The interface is minimal: after creating an account, you are invited to pick and start from an existing “image” or start one from scratch, edit its genes, weight them or mix two existing configurations.
Above, a series of images showing the evolution of a configuration, from left to right. The strange blobfish of the first image is a mixture of these images:
The blobfish image is a child of an image by Mark Grim (see below), that was already containing these genes: assault rifle, bell cote, hard disc & rifle.
The blobfish has different weights and more genes: shield, tank, hay & gyromitra have been added.
The lineage of the image is accessible via the diagram icon next to the image. https://ganbreeder.app/lineage?k=458988992ead957348015680
The question of “who is the author of the image” is problematic here. First of all, you can not add images of your own to the process, only a predefined set of genes is accessible. These genes are already GAN generated images. The process has been built upon Tensorflow, turned into a webservice thanks to NodeJS & a PostgreSQL database, all being open-sources tools.
Another important aspect of the proposition is that new series can be based on images bred by anybody in the website, without any restriction! This kind of practice is common in developers platforms such as github or gitlab What’s special with Ganbreeder is to apply this way of collaborating to image creation, allowing anybody to fork the work of someone else and deform it. Obviously, the whole site system is available on git under GPL v3 license, closing the loop by ensuring that the tool AND the results are and will stay libre.

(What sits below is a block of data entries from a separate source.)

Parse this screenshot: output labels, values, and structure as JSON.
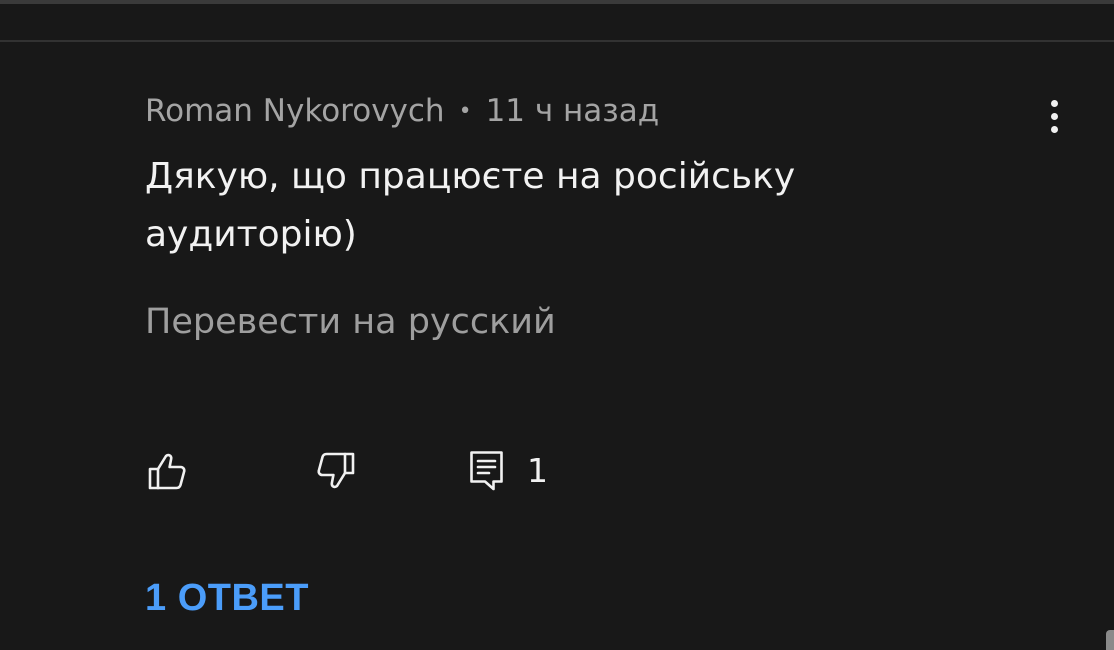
{
  "comment": {
    "author": "Roman Nykorovych",
    "separator": "•",
    "timestamp": "11 ч назад",
    "text": "Дякую, що працюєте на російську аудиторію)",
    "translate_label": "Перевести на русский",
    "reply_count": "1",
    "replies_toggle_label": "1 ОТВЕТ"
  },
  "icons": {
    "like": "thumbs-up-icon",
    "dislike": "thumbs-down-icon",
    "reply": "comment-icon",
    "more": "more-vertical-icon"
  },
  "colors": {
    "background": "#181818",
    "primary_text": "#f2f2f2",
    "secondary_text": "#a4a4a4",
    "link_accent": "#4b9dfa"
  }
}
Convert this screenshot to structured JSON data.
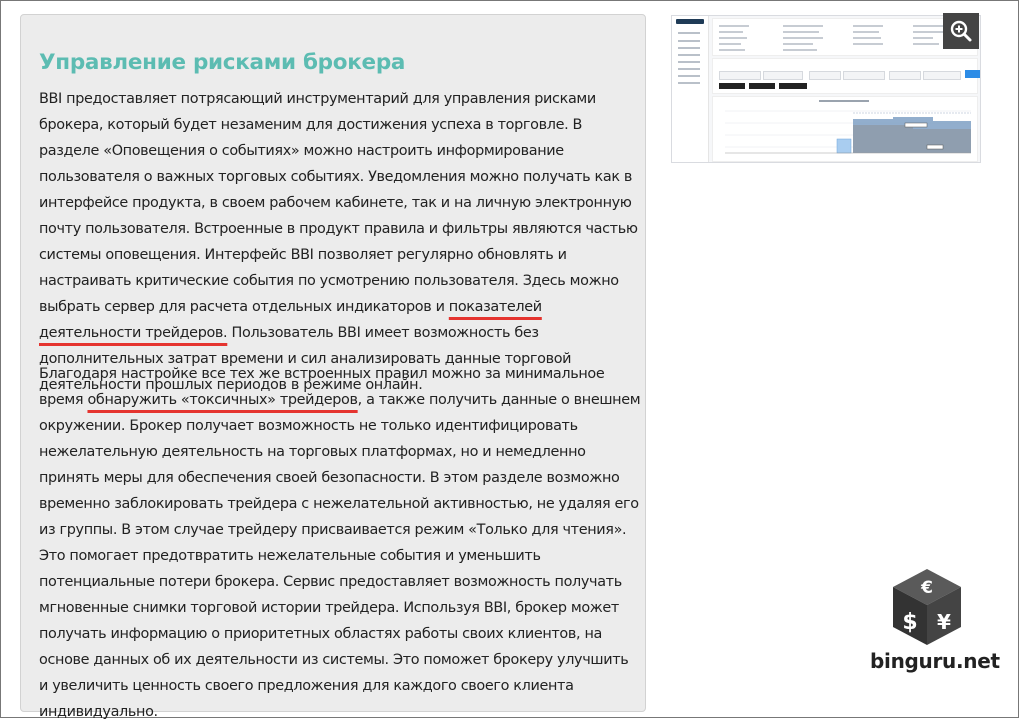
{
  "article": {
    "title": "Управление рисками брокера",
    "p1": {
      "before": "BBI предоставляет потрясающий инструментарий для управления рисками брокера, который будет незаменим для достижения успеха в торговле. В разделе «Оповещения о событиях» можно настроить информирование пользователя о важных торговых событиях. Уведомления можно получать как в интерфейсе продукта, в своем рабочем кабинете, так и на личную электронную почту пользователя. Встроенные в продукт правила и фильтры являются частью системы оповещения. Интерфейс BBI позволяет регулярно обновлять и настраивать критические события по усмотрению пользователя. Здесь можно выбрать сервер для расчета отдельных индикаторов и ",
      "highlight": "показателей деятельности трейдеров.",
      "after": " Пользователь BBI имеет возможность без дополнительных затрат времени и сил анализировать данные торговой деятельности прошлых периодов в режиме онлайн."
    },
    "p2": {
      "before": "Благодаря настройке все тех же встроенных правил можно за минимальное время ",
      "highlight": "обнаружить «токсичных» трейдеров",
      "after": ", а также получить данные о внешнем окружении. Брокер получает возможность не только идентифицировать нежелательную деятельность на торговых платформах, но и немедленно принять меры для обеспечения своей безопасности. В этом разделе возможно временно заблокировать трейдера с нежелательной активностью, не удаляя его из группы. В этом случае трейдеру присваивается режим «Только для чтения». Это помогает предотвратить нежелательные события и уменьшить потенциальные потери брокера. Сервис предоставляет возможность получать мгновенные снимки торговой истории трейдера. Используя BBI, брокер может получать информацию о приоритетных областях работы своих клиентов, на основе данных об их деятельности из системы. Это поможет брокеру улучшить и увеличить ценность своего предложения для каждого своего клиента индивидуально."
    }
  },
  "thumbnail": {
    "chart_title": "Account deposit and PnL history"
  },
  "zoom": {
    "icon": "zoom-in-icon"
  },
  "logo": {
    "icon": "currency-cube-icon",
    "text": "binguru.net"
  },
  "colors": {
    "title": "#5cbcb2",
    "underline": "#e5342f",
    "panel": "#ececec"
  }
}
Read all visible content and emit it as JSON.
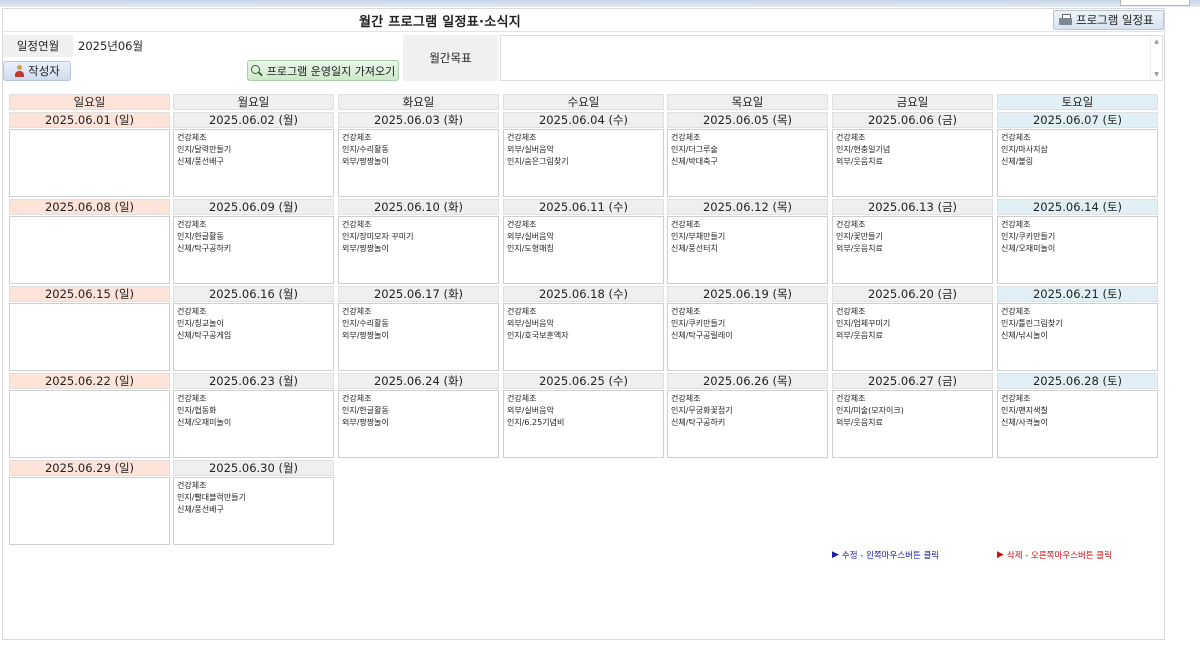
{
  "title": "월간 프로그램 일정표·소식지",
  "print_button": "프로그램 일정표",
  "form": {
    "month_label": "일정연월",
    "month_value": "2025년06월",
    "author_button": "작성자",
    "log_button": "프로그램 운영일지 가져오기",
    "goal_label": "월간목표",
    "goal_value": ""
  },
  "weekdays": [
    "일요일",
    "월요일",
    "화요일",
    "수요일",
    "목요일",
    "금요일",
    "토요일"
  ],
  "days": [
    {
      "date": "2025.06.01 (일)",
      "lines": []
    },
    {
      "date": "2025.06.02 (월)",
      "lines": [
        "건강체조",
        "인지/달력만들기",
        "신체/풍선배구"
      ]
    },
    {
      "date": "2025.06.03 (화)",
      "lines": [
        "건강체조",
        "인지/수리활동",
        "외부/짱짱놀이"
      ]
    },
    {
      "date": "2025.06.04 (수)",
      "lines": [
        "건강체조",
        "외부/실버음악",
        "인지/숨은그림찾기"
      ]
    },
    {
      "date": "2025.06.05 (목)",
      "lines": [
        "건강체조",
        "인지/더그루술",
        "신체/박대축구"
      ]
    },
    {
      "date": "2025.06.06 (금)",
      "lines": [
        "건강체조",
        "인지/현충일기념",
        "외부/웃음치료"
      ]
    },
    {
      "date": "2025.06.07 (토)",
      "lines": [
        "건강체조",
        "인지/마사지삼",
        "신체/볼링"
      ]
    },
    {
      "date": "2025.06.08 (일)",
      "lines": []
    },
    {
      "date": "2025.06.09 (월)",
      "lines": [
        "건강체조",
        "인지/한글활동",
        "신체/탁구공하키"
      ]
    },
    {
      "date": "2025.06.10 (화)",
      "lines": [
        "건강체조",
        "인지/장미모자 꾸미기",
        "외부/짱짱놀이"
      ]
    },
    {
      "date": "2025.06.11 (수)",
      "lines": [
        "건강체조",
        "외부/실버음악",
        "인지/도형매칭"
      ]
    },
    {
      "date": "2025.06.12 (목)",
      "lines": [
        "건강체조",
        "인지/부채만들기",
        "신체/풍선터치"
      ]
    },
    {
      "date": "2025.06.13 (금)",
      "lines": [
        "건강체조",
        "인지/꽃만들기",
        "외부/웃음치료"
      ]
    },
    {
      "date": "2025.06.14 (토)",
      "lines": [
        "건강체조",
        "인지/쿠키만들기",
        "신체/오재미놀이"
      ]
    },
    {
      "date": "2025.06.15 (일)",
      "lines": []
    },
    {
      "date": "2025.06.16 (월)",
      "lines": [
        "건강체조",
        "인지/칭교놀이",
        "신체/탁구공게임"
      ]
    },
    {
      "date": "2025.06.17 (화)",
      "lines": [
        "건강체조",
        "인지/수리활동",
        "외부/짱짱놀이"
      ]
    },
    {
      "date": "2025.06.18 (수)",
      "lines": [
        "건강체조",
        "외부/실버음악",
        "인지/호국보훈액자"
      ]
    },
    {
      "date": "2025.06.19 (목)",
      "lines": [
        "건강체조",
        "인지/쿠키만들기",
        "신체/탁구공릴레이"
      ]
    },
    {
      "date": "2025.06.20 (금)",
      "lines": [
        "건강체조",
        "인지/업체꾸미기",
        "외부/웃음치료"
      ]
    },
    {
      "date": "2025.06.21 (토)",
      "lines": [
        "건강체조",
        "인지/틀린그림찾기",
        "신체/낚시놀이"
      ]
    },
    {
      "date": "2025.06.22 (일)",
      "lines": []
    },
    {
      "date": "2025.06.23 (월)",
      "lines": [
        "건강체조",
        "인지/협동화",
        "신체/오재미놀이"
      ]
    },
    {
      "date": "2025.06.24 (화)",
      "lines": [
        "건강체조",
        "인지/한글활동",
        "외부/짱짱놀이"
      ]
    },
    {
      "date": "2025.06.25 (수)",
      "lines": [
        "건강체조",
        "외부/실버음악",
        "인지/6.25기념비"
      ]
    },
    {
      "date": "2025.06.26 (목)",
      "lines": [
        "건강체조",
        "인지/무궁화꽃접기",
        "신체/탁구공하키"
      ]
    },
    {
      "date": "2025.06.27 (금)",
      "lines": [
        "건강체조",
        "인지/미술(모자이크)",
        "외부/웃음치료"
      ]
    },
    {
      "date": "2025.06.28 (토)",
      "lines": [
        "건강체조",
        "인지/팬지색칠",
        "신체/사격놀이"
      ]
    },
    {
      "date": "2025.06.29 (일)",
      "lines": []
    },
    {
      "date": "2025.06.30 (월)",
      "lines": [
        "건강체조",
        "인지/빨대블럭만들기",
        "신체/풍선배구"
      ]
    }
  ],
  "legend": {
    "edit": "수정 - 왼쪽마우스버튼 클릭",
    "delete": "삭제 - 오른쪽마우스버튼 클릭",
    "edit_color": "#1a1aa6",
    "delete_color": "#d01010"
  },
  "colors": {
    "sunday_bg": "#fde3d8",
    "saturday_bg": "#e1f0f7",
    "weekday_bg": "#efefef"
  }
}
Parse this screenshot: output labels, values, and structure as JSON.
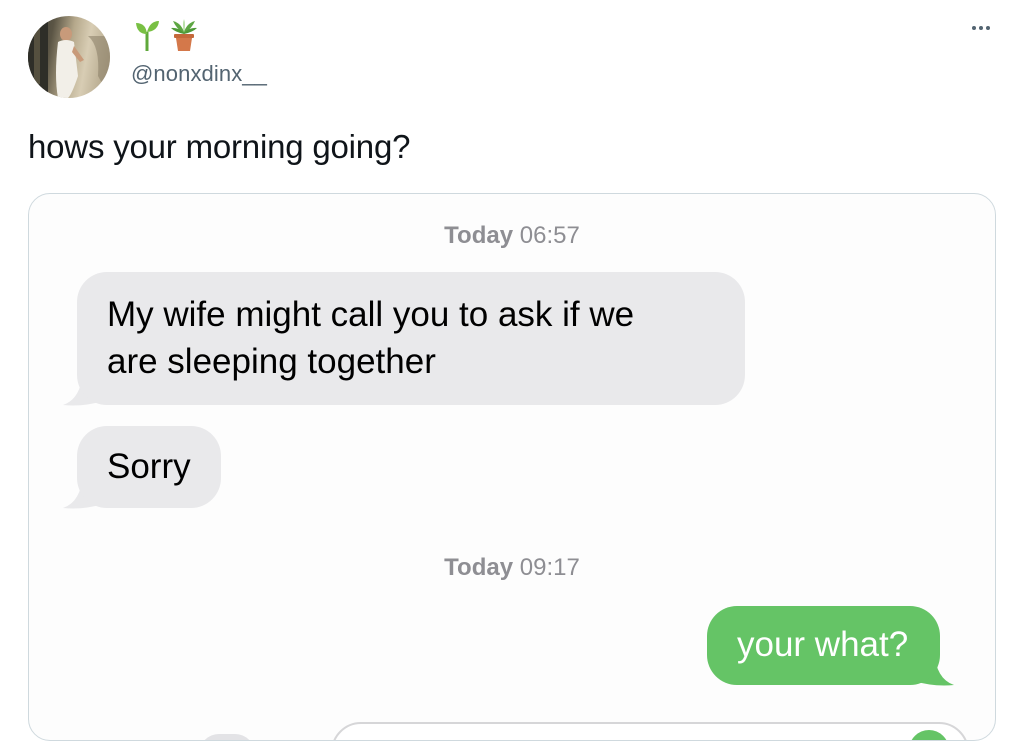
{
  "tweet": {
    "handle": "@nonxdinx__",
    "emojis": [
      "seedling-icon",
      "potted-plant-icon"
    ],
    "text": "hows your morning going?"
  },
  "imessage": {
    "timestamps": [
      {
        "day": "Today",
        "time": "06:57"
      },
      {
        "day": "Today",
        "time": "09:17"
      }
    ],
    "messages": [
      {
        "side": "incoming",
        "line1": "My wife might call you to ask if we",
        "line2": "are sleeping together"
      },
      {
        "side": "incoming",
        "text": "Sorry"
      },
      {
        "side": "outgoing",
        "text": "your what?"
      }
    ]
  },
  "colors": {
    "incoming_bubble": "#e9e9eb",
    "outgoing_bubble": "#65c466",
    "handle_text": "#536471",
    "timestamp_text": "#8e8e93"
  }
}
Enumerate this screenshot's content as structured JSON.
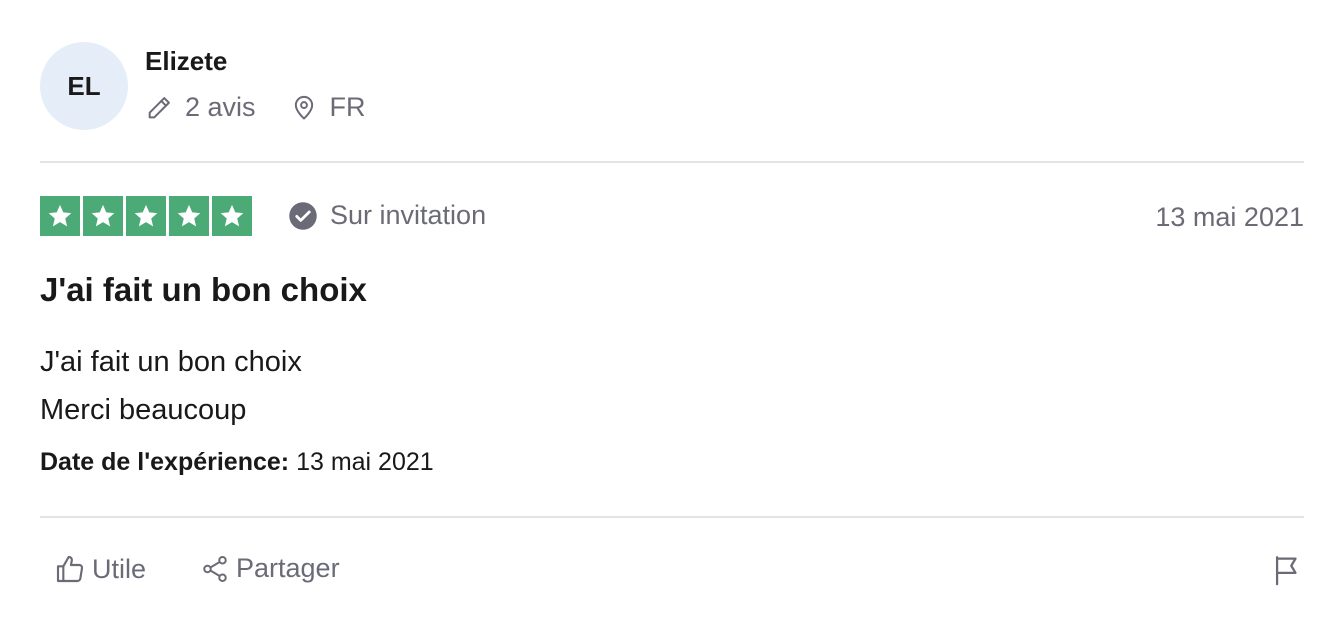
{
  "reviewer": {
    "initials": "EL",
    "name": "Elizete",
    "reviews_count": "2 avis",
    "country": "FR"
  },
  "review": {
    "rating": 5,
    "rating_max": 5,
    "verification_label": "Sur invitation",
    "date": "13 mai 2021",
    "title": "J'ai fait un bon choix",
    "body_lines": [
      "J'ai fait un bon choix",
      "Merci beaucoup"
    ],
    "experience_label": "Date de l'expérience:",
    "experience_date": "13 mai 2021"
  },
  "actions": {
    "useful_label": "Utile",
    "share_label": "Partager"
  },
  "colors": {
    "star_green": "#4caa76",
    "muted_text": "#6b6b78",
    "avatar_bg": "#e5eef8"
  },
  "icons": {
    "reviews": "pencil-icon",
    "country": "location-pin-icon",
    "verified": "check-circle-icon",
    "useful": "thumbs-up-icon",
    "share": "share-icon",
    "report": "flag-icon"
  }
}
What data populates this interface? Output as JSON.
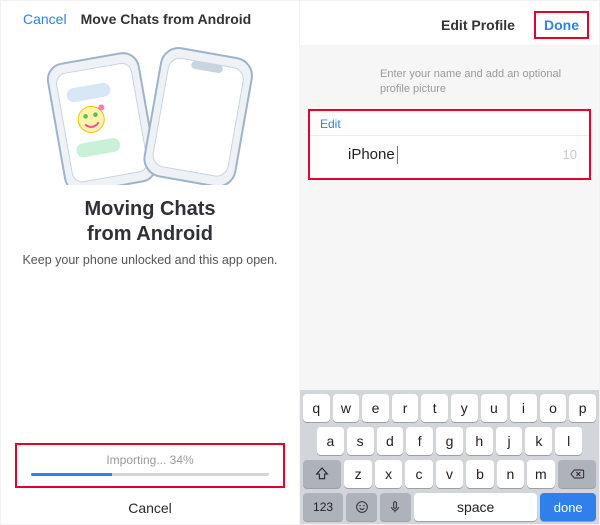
{
  "left": {
    "header": {
      "cancel": "Cancel",
      "title": "Move Chats from Android"
    },
    "headline": "Moving Chats\nfrom Android",
    "subline": "Keep your phone unlocked and this app open.",
    "progress": {
      "label": "Importing... 34%",
      "percent": 34
    },
    "bottomCancel": "Cancel"
  },
  "right": {
    "header": {
      "title": "Edit Profile",
      "done": "Done"
    },
    "hint": "Enter your name and add an optional profile picture",
    "editLabel": "Edit",
    "nameValue": "iPhone",
    "nameCount": "10"
  },
  "keyboard": {
    "row1": [
      "q",
      "w",
      "e",
      "r",
      "t",
      "y",
      "u",
      "i",
      "o",
      "p"
    ],
    "row2": [
      "a",
      "s",
      "d",
      "f",
      "g",
      "h",
      "j",
      "k",
      "l"
    ],
    "row3": [
      "z",
      "x",
      "c",
      "v",
      "b",
      "n",
      "m"
    ],
    "shift": "⇧",
    "backspace": "⌫",
    "numKey": "123",
    "space": "space",
    "doneKey": "done"
  }
}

When you go to the download interface, a license is attached to the different resolutions:
- CC BY 4.0 for thumbnails;
- CC0 for high resolution (1024×1024, small high res);
- And an unclear “Upscaling included” when printed.
Ganbreeder is also proposing a new approach to collaborative image creation. Via a simple interface controlling a complex process, Joel is merging intimately the highly statistical approach of a computer to the human intuition. As a user, you can not fully grasp the influence of each gene and its weight, and the computer processing the image does not have any consciousness of why it is doing it. Program and human brain are really collaborating to the creation of the images, instead of competing for control or victory. There is no clear goal here, and the way Joel has architecture the breeder is a way to review what we think the work of a creative professional is, or how can it be different with this kind of algorithm to help you.
Garry Kasparov have done something similar 20 years ago. After loosing against Deep Blue in 1997 , he conceived a blended approach of computer in chess: instead of confronting human to computer, he built up human-computer team competing with other human-computer teams, humans or computer only.
He called this Advanced Chess or Centaur Chess .
As Kasparov, Joel is not trying to beat the computer but imagine a much smarter approach of technique: let’s work together with computer for what they are good at, which is making the human part even more important and visible!